Evolution and medicine: the long reach of "Dr. Darwin"

Speaking of the Scientific Method, I came across this today and it seems worth sharing.

Niall Shanks and Rebecca A Pyles

Philos Ethics Humanit Med. 2007; 2: 4.
Published online 2007 Apr 3. doi: 10.1186/1747-5341-2-4


In this review we consider the new science of Darwinian medicine. While it has often been said that evolutionary theory is the glue that holds the disparate branches of biological inquiry together and gives them direction and purpose, the links to biomedical inquiry have only recently been articulated in a coherent manner. Our aim in this review is to make clear first of all, how evolutionary theory is relevant to medicine; and secondly, how the biomedical sciences have enriched our understanding of evolutionary processes. We will conclude our review with some observations of the philosophical significance of this interplay between evolutionary theory and the biomedical sciences.

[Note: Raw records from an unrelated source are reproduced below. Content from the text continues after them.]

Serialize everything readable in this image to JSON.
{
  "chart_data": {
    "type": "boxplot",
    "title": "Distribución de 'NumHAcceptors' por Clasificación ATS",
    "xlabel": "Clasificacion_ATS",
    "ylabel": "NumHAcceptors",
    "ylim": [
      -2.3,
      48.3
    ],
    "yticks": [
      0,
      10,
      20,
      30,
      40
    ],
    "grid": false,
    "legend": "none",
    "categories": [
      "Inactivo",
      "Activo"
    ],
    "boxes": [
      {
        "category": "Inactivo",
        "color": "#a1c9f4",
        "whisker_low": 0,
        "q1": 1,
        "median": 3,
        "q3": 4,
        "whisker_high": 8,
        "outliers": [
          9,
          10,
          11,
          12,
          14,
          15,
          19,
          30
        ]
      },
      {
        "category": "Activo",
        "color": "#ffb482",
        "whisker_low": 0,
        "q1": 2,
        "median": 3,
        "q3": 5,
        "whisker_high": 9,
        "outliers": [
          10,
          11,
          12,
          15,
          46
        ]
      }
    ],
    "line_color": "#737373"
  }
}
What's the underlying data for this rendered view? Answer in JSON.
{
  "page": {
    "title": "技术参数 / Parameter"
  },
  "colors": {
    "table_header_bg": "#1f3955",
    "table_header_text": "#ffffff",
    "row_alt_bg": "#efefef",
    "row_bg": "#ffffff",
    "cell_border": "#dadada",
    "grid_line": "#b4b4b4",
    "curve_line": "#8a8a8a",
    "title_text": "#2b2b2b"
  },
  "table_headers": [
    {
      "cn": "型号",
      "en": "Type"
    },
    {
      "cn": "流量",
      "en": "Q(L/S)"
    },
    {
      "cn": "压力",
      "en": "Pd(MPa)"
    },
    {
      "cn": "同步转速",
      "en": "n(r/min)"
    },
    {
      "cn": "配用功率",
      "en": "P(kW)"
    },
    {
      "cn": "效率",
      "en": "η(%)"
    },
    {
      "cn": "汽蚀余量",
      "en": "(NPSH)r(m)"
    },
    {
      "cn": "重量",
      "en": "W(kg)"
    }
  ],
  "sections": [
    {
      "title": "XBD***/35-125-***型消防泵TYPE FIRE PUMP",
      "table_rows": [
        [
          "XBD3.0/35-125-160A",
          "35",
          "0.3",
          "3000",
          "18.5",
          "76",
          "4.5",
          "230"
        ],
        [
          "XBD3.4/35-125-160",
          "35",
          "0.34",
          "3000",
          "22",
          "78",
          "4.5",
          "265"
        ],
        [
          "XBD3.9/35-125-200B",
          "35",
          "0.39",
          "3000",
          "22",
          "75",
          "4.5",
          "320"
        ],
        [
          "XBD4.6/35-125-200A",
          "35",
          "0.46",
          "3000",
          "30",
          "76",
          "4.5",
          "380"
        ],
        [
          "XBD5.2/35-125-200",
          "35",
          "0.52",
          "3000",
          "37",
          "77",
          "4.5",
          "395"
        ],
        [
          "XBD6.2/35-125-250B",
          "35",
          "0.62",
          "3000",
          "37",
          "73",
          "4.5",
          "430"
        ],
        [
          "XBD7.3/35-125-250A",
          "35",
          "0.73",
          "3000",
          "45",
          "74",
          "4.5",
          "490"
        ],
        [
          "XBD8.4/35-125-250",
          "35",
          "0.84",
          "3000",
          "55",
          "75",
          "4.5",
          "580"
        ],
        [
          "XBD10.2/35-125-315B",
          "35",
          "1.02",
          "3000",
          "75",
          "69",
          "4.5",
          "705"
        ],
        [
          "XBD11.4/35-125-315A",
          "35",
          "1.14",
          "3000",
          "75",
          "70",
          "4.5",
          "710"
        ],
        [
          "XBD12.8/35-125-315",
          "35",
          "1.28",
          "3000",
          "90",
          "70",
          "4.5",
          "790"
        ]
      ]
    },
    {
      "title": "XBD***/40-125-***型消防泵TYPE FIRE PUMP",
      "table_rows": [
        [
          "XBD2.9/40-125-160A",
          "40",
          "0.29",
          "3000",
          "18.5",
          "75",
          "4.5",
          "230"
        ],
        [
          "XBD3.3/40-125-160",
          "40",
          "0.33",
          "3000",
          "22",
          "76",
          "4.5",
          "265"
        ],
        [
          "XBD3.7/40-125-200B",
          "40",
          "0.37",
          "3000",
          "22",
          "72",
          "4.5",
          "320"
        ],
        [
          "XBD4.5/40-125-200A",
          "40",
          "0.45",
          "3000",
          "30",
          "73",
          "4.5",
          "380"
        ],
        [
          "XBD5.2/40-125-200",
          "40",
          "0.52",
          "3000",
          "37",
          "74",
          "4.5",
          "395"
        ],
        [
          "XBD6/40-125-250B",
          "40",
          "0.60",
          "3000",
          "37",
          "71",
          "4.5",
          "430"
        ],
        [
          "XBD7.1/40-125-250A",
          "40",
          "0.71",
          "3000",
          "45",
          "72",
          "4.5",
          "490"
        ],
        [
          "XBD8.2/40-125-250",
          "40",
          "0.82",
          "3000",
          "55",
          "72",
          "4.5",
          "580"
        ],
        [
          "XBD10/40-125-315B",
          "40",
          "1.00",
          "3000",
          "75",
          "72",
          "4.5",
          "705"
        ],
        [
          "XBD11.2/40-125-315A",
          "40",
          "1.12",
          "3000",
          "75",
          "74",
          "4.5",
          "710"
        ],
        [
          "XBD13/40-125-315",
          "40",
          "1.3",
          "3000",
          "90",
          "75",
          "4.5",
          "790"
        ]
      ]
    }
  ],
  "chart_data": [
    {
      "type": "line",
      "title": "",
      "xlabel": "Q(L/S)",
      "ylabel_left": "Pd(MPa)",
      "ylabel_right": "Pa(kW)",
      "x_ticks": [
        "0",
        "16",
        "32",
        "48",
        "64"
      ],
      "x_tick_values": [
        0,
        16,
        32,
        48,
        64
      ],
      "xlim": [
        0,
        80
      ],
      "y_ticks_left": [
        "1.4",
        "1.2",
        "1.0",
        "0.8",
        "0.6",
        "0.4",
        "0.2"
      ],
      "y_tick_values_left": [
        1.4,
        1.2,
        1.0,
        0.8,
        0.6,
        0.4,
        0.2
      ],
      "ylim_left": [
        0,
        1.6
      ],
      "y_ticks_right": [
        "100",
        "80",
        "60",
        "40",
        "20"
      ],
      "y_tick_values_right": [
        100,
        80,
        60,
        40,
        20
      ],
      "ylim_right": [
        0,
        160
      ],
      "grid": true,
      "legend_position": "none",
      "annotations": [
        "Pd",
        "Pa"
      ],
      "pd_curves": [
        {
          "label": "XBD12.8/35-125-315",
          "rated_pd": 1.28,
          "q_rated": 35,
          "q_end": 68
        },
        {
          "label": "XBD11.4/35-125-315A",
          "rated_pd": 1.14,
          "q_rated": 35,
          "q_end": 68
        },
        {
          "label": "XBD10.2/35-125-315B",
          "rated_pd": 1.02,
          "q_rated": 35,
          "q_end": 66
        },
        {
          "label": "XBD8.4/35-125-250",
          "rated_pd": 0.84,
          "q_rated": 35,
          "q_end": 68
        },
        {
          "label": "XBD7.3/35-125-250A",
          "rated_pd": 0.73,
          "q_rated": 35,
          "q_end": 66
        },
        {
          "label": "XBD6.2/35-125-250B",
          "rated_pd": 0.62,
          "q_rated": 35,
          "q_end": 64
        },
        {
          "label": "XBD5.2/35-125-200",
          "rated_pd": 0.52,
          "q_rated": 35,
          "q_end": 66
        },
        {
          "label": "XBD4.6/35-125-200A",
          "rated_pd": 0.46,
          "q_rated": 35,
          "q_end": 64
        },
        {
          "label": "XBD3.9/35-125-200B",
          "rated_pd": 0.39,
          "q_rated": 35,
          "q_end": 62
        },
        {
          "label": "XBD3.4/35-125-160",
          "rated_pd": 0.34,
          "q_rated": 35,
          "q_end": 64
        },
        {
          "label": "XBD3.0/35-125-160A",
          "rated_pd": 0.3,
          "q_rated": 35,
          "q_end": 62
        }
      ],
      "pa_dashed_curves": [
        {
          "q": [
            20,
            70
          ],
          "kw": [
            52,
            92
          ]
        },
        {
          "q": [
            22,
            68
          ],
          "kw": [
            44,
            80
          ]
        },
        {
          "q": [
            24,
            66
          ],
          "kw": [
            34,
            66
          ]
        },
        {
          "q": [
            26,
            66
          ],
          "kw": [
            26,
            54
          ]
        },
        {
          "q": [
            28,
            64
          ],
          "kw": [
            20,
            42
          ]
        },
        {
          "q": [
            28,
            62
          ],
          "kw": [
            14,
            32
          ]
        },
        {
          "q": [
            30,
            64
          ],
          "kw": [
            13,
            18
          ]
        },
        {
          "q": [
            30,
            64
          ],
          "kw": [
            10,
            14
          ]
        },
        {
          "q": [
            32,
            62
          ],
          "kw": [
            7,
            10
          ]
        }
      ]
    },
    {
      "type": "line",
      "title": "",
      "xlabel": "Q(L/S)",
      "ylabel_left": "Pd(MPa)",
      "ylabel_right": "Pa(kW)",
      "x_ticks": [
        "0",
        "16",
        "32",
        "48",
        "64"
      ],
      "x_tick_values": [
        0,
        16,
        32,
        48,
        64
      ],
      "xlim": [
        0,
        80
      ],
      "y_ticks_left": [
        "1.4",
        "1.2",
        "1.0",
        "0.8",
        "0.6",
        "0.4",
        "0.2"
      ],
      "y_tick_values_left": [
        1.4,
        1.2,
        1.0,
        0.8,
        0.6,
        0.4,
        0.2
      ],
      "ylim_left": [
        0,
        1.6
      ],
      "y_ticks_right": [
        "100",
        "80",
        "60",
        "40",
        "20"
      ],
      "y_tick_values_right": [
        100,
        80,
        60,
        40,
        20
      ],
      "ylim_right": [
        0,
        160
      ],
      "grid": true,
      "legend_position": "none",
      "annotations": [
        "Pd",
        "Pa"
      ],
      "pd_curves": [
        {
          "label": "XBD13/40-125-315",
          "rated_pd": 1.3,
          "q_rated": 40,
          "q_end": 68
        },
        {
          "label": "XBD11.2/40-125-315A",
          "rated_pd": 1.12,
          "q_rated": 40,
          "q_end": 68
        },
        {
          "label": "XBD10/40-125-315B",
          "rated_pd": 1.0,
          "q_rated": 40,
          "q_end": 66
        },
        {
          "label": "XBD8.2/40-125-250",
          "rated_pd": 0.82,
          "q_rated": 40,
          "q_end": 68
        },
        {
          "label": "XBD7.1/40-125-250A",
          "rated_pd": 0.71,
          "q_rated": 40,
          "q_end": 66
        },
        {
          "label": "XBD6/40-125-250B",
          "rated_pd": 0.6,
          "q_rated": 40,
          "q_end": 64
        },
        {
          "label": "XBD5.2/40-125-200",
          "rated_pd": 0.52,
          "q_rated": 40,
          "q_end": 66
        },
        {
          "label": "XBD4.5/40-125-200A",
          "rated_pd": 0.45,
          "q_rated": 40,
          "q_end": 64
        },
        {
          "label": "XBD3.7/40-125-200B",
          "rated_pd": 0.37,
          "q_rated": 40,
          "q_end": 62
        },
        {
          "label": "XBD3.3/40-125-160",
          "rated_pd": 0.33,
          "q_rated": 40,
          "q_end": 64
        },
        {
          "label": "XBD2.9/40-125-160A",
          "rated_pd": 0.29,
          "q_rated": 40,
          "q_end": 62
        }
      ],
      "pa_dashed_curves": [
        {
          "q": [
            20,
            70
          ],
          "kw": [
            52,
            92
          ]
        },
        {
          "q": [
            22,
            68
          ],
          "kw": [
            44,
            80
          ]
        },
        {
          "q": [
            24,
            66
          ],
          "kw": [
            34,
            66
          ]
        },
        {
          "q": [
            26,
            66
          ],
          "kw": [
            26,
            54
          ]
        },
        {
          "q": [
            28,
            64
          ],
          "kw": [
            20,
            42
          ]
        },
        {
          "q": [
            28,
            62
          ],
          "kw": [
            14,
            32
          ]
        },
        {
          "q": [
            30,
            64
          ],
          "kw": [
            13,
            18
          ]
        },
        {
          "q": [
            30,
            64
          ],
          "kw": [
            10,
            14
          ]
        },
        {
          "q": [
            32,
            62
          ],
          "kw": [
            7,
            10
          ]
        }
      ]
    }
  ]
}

The relationship between evolutionary biology and the biomedical sciences has not always been a comfortable one. …


Evolutionary biology is so firmly integrated with the rest of biology that it is not possible to mark a boundary between them. But modern medicine has been a peninsula. It is broadly and firmly connected with most regions of biology. . . but has just a few thin bridges traversing the gulf to evolutionary biology. …

After 1900, with the rediscovery of Mendel’s insights about the particulate factors involved in the inheritance of characteristics, genetics emerged as a science in its own right. Of crucial importance here are events occurring from the 1920s through the 1950s – a period that gave rise to what historians of biology know as the new evolutionary synthesis. Here ideas about genetics were fused with ideas about evolution. …


And so on, it’s a heck of a read, actually haven’t made it to the end yet, but from the first half I know the 2nd will get even more insightful - and I know that it’s something worth getting on the record over here.